Diante da iminente morte de Yasser Arafat, o presidente dos Estados Unidos, George W. Bush, disse na quarta-feira que acha possível a retomada das negociações de paz com uma nova liderança. “Acho que temos uma chance”. afirmou.

Bush, que isolou o veterano líder palestino, por considerá-lo um obstáculo à paz, disse que seu governo está preparado para ajudar os palestinos a reforçarem suas instituições, mas não deu detalhes.

Washington cogita o envio do secretário-assistente de Estado William Burns e possivelmente de outros funcionários para o funeral de Arafat. Autoridades norte-americanas e européias disseram que há conversas em andamento sobre a retomada do processo de paz.

Questionado sobre a possibilidade de que a nova liderança palestina esteja aberta à paz, Bush respondeu que sim. “Haverá uma abertura para a paz quando a liderança do povo palestino der um passo à frente e diga: ‘Ajude-nos a construir uma sociedade democrática e livre”‘, disse o presidente a jornalistas durante reunião com o secretário-geral da Otan, Jaap de Hoop Scheffer.

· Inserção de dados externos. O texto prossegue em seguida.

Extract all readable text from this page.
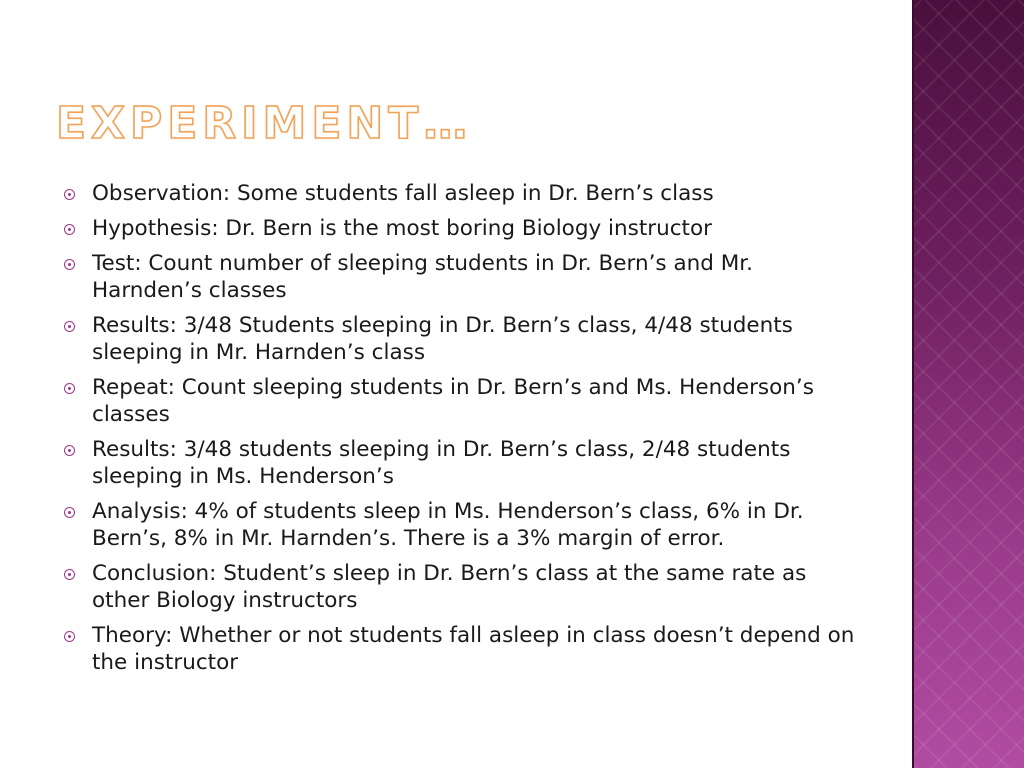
EXPERIMENT…
Observation: Some students fall asleep in Dr. Bern’s class
Hypothesis: Dr. Bern is the most boring Biology instructor
Test: Count number of sleeping students in Dr. Bern’s and Mr. Harnden’s classes
Results: 3/48 Students sleeping in Dr. Bern’s class, 4/48 students sleeping in Mr. Harnden’s class
Repeat: Count sleeping students in Dr. Bern’s and Ms. Henderson’s classes
Results: 3/48 students sleeping in Dr. Bern’s class, 2/48 students sleeping in Ms. Henderson’s
Analysis: 4% of students sleep in Ms. Henderson’s class, 6% in Dr. Bern’s, 8% in Mr. Harnden’s. There is a 3% margin of error.
Conclusion: Student’s sleep in Dr. Bern’s class at the same rate as other Biology instructors
Theory: Whether or not students fall asleep in class doesn’t depend on the instructor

“Quando isso acontecer — e acredito que vá acontecer, porque acredito que todo mundo deseja viver em liberdade –, os Estados Unidos da América vão estar mais do que dispostos a ajudar a construir as instituições necessárias para que surja uma sociedade livre, para que os palestinos possam ter seu próprio Estado.”

“Acho que temos uma chance para isso, e estou ansioso por me envolver nesse processo”, acrescentou Bush.

Fontes palestinas dizem que a morte de Arafat pode ser anunciada nos próximos dias. Há planos para que o velório seja realizado no Cairo e que o enterro aconteça em Ramallah (Cisjordânia), onde fica a sede da Autoridade Palestina.

Fontes disseram que o governo Bush está discutindo com funcionários europeus sobre a possibilidade de ajudarem a organizar novas eleições, que, pela lei palestina, devem acontecer 60 dias depois da morte de Arafat.

Bush prometeu retomar a proposta de paz norte-americana para o Oriente Médio. Esse deve ser o principal ponto da reunião desta semana dele com o primeiro-ministro britânico, Tony Blair, que tenta convencer seu aliado norte-americano a tornar o processo de paz uma prioridade.

As autoridades disseram que ainda é cedo para dizer como os Estados Unidos vão ajudar os palestinos. Uma opção sobre a mesa seria o envio de ajuda direta, segundo fontes norte-americanas e diplomáticas.

No ano passado, a Casa Branca ofereceu 20 milhões de dólares em ajuda direta à Autoridade Palestina para a melhoria dos serviços básicos. Mas a liberação de qualquer nova verba pode enfrentar dura oposição no Congresso dos EUA, segundo fontes parlamentares.

A ajuda norte-americana normalmente ocorre por meio de grupos internacionais, que agem independentemente da Autoridade Palestina. Mesmo assim, Washington contribuiu diretamente com um fundo usado pela Autoridade Palestina no primeiro ano após sua criação, em 1993.